On the other hand, when reading a byte of data in one block in the FIFO 21 in order to read one cell in the FIFO 21 (step S13), the value of the read byte address is increased by '1'. At the same time (step S14), the recording operation count value recorded in the excess byte is read (step S15).

At this time, in the fifteenth step S15, it is checked whether each byte data is properly recorded through the surplus bytes (step S16). If the byte data is correctly recorded in the sixteenth step S16, it is used as a valid cell. (Step S17), if the byte data was not recorded properly (step S18), the read byte address is initialized to '0' (step S19), and the read block address is increased to '1'.

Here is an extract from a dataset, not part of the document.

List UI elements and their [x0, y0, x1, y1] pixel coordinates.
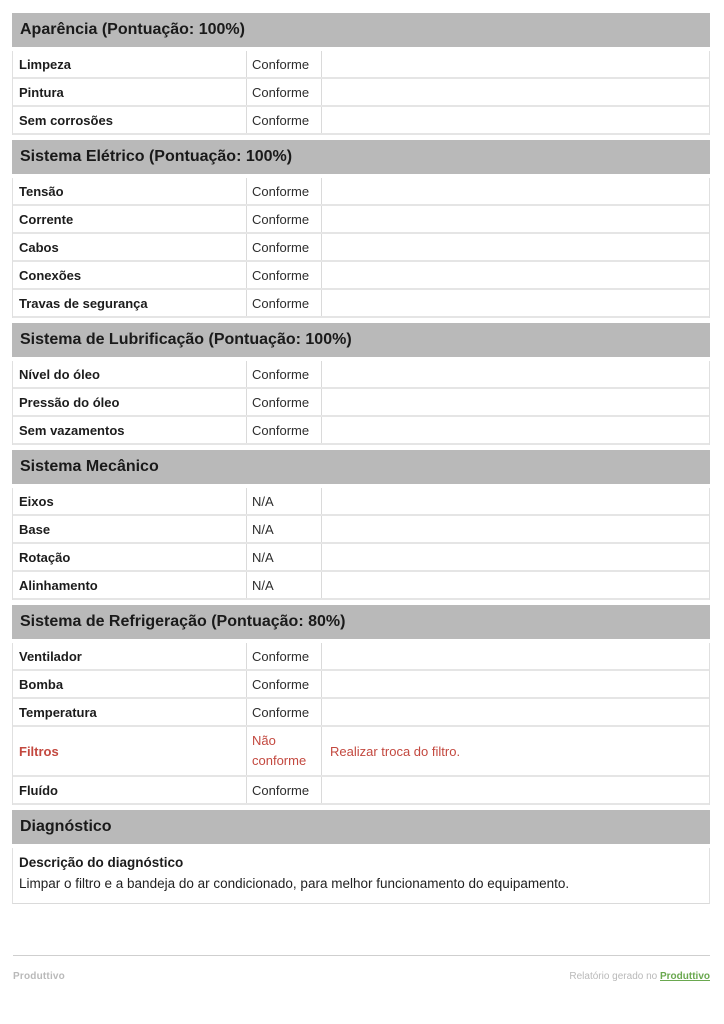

Then, it is checked whether all the data of the byte is read in one block in the FIFO 21 (step S20). In the 20th step (S20), all the data of the byte is read in one block in the FIFO 21. If so, the value of the read block address is increased by '1' (step S21). Then, it is checked whether it is the last block in the FIFO 21 so as not to read any more (step S22), and when data to be read is further generated, the operation is restarted from the thirteenth step (S13) (step S23).

As described above, according to the present invention, the write and read units of the FIFO 21 are designated as blocks, the write address and read address are operated as block addresses and byte addresses, respectively, and the write operation cycle is counted and stored in redundant bytes. When the read operation is performed later, the corresponding value may be determined to determine whether the cell is in error.

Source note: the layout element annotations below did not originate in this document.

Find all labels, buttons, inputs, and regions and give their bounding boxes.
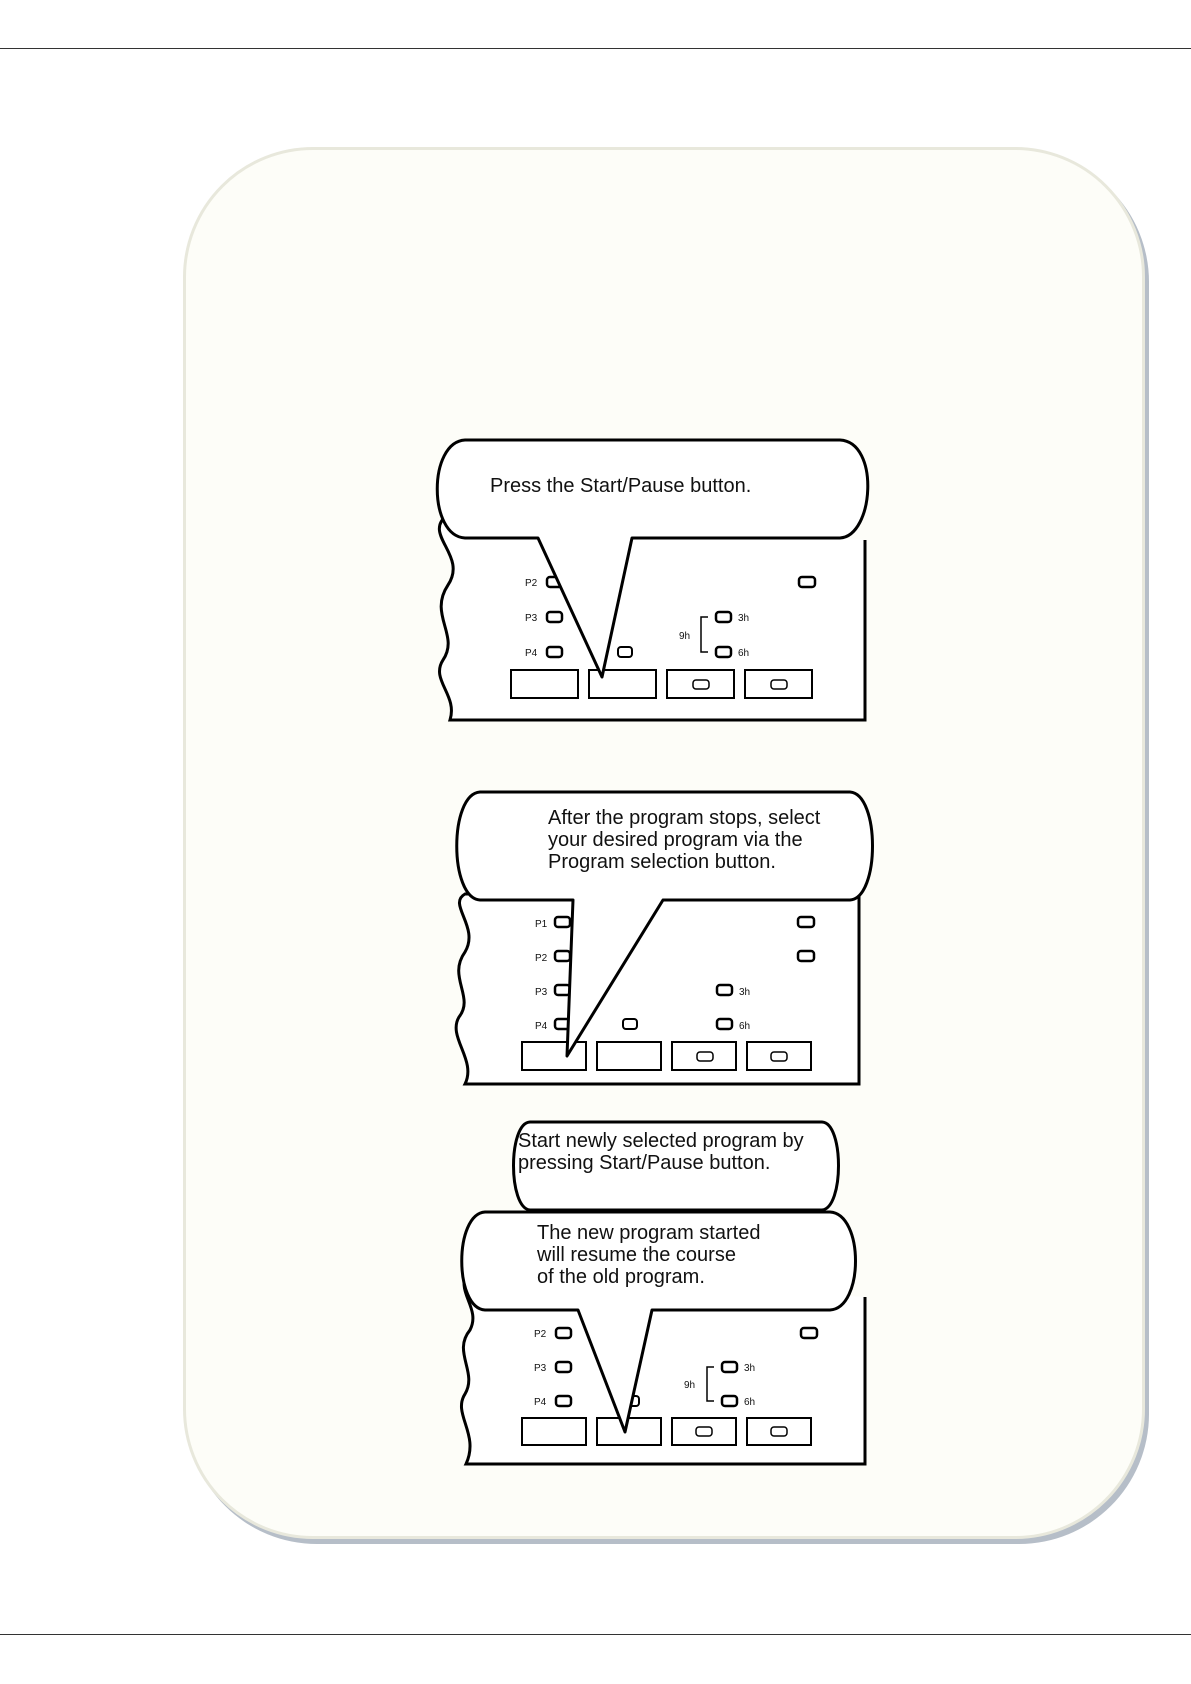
label-p3: P3 [535,987,548,998]
start-pause-button[interactable] [589,670,656,698]
callout-step-1: Press the Start/Pause button. [490,475,752,497]
label-p2: P2 [525,578,538,589]
indicator-6h-icon [716,647,731,657]
label-9h: 9h [684,1380,696,1391]
indicator-icon [618,647,632,657]
option-button-icon [771,1427,787,1436]
indicator-p2-icon [555,951,570,961]
callout-step-2: After the program stops, select your desired program via the Program selection button. [548,807,821,873]
label-3h: 3h [739,987,751,998]
option-button-icon [696,1427,712,1436]
label-3h: 3h [744,1363,756,1374]
indicator-6h-icon [717,1019,732,1029]
indicator-icon [623,1019,637,1029]
label-p4: P4 [535,1021,548,1032]
indicator-icon [801,1328,817,1338]
program-selection-button[interactable] [522,1042,586,1070]
indicator-icon [798,951,814,961]
footer-rule [0,1634,1191,1635]
indicator-p3-icon [555,985,570,995]
label-p3: P3 [525,613,538,624]
label-3h: 3h [738,613,750,624]
indicator-3h-icon [716,612,731,622]
program-selection-button[interactable] [511,670,578,698]
option-button-icon [693,680,709,689]
indicator-3h-icon [722,1362,737,1372]
option-button-icon [771,680,787,689]
label-p4: P4 [525,648,538,659]
label-9h: 9h [679,631,691,642]
header-rule [0,48,1191,49]
indicator-p2-icon [556,1328,571,1338]
option-button-icon [771,1052,787,1061]
indicator-p4-icon [547,647,562,657]
indicator-3h-icon [717,985,732,995]
indicator-icon [799,577,815,587]
program-selection-button[interactable] [522,1418,586,1445]
callout-step-4: The new program started will resume the course of the old program. [537,1222,761,1288]
label-6h: 6h [739,1021,751,1032]
label-p2: P2 [535,953,548,964]
label-p2: P2 [534,1329,547,1340]
callout-step-3: Start newly selected program by pressing Start/Pause button. [518,1130,804,1174]
label-6h: 6h [744,1397,756,1408]
indicator-p4-icon [556,1396,571,1406]
label-p1: P1 [535,919,548,930]
indicator-p1-icon [555,917,570,927]
label-6h: 6h [738,648,750,659]
option-button-icon [697,1052,713,1061]
label-p4: P4 [534,1397,547,1408]
label-p3: P3 [534,1363,547,1374]
indicator-p3-icon [547,612,562,622]
start-pause-button[interactable] [597,1042,661,1070]
indicator-icon [798,917,814,927]
start-pause-button[interactable] [597,1418,661,1445]
indicator-p3-icon [556,1362,571,1372]
indicator-6h-icon [722,1396,737,1406]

As described above, according to the present invention, the write address and read address of the FIFO are managed on a cell-by-cell basis to detect errors occurring during the operation of the FIFO, and by adding an extra byte for each cell, the error during write and read operation of the corresponding cell. By detecting the error, data errors due to unstable operation of the control signal or clock during the write and read operations of the FIFO can be detected and prevented from falling into an unrecoverable state.

Claims (6)

The write address and read address are managed in units of cells in accordance with the authorized cell synchronization signal, and the write operation cycle is counted and stored in the spare byte to determine whether the cell is error by referring to the corresponding spare byte for each cell when the corresponding cell is read. Address management system of the FIFO for IPC, characterized in that. The method of claim 1, And the write address and the read address are respectively divided into a block address representing each block and a byte address representing each byte in the corresponding block. The method of claim 1, And the surplus bytes indicate whether each byte of the cell has been properly recorded in the write operation cycle. Assigning and initializing a write block address, a write byte address, a read block address and a read byte address; Incrementing the value of the write byte address by one each time byte data of a cell is written to a block in a FIFO; Counting the data write operation of the byte, acknowledging reception of a cell synchronization signal, and recording the corresponding write operation count value in the redundant byte; And increasing the value of the write block address by one each time the byte data is filled in the block. The method of claim 4, wherein Outputting a blank state signal by confirming that the recording of the byte data is the first byte of the block; Verifying that the recording of the byte data is the first byte of the last block in the FIFO, and outputting a full state signal. The method of claim 4, wherein Incrementing the value of the read byte address by one each time the byte data is read in the block; Incrementing the value of the read block address by one each time the byte data is read out from the block; And determining whether to discard the cell by reading the write operation count value and checking whether the byte data is normally recorded.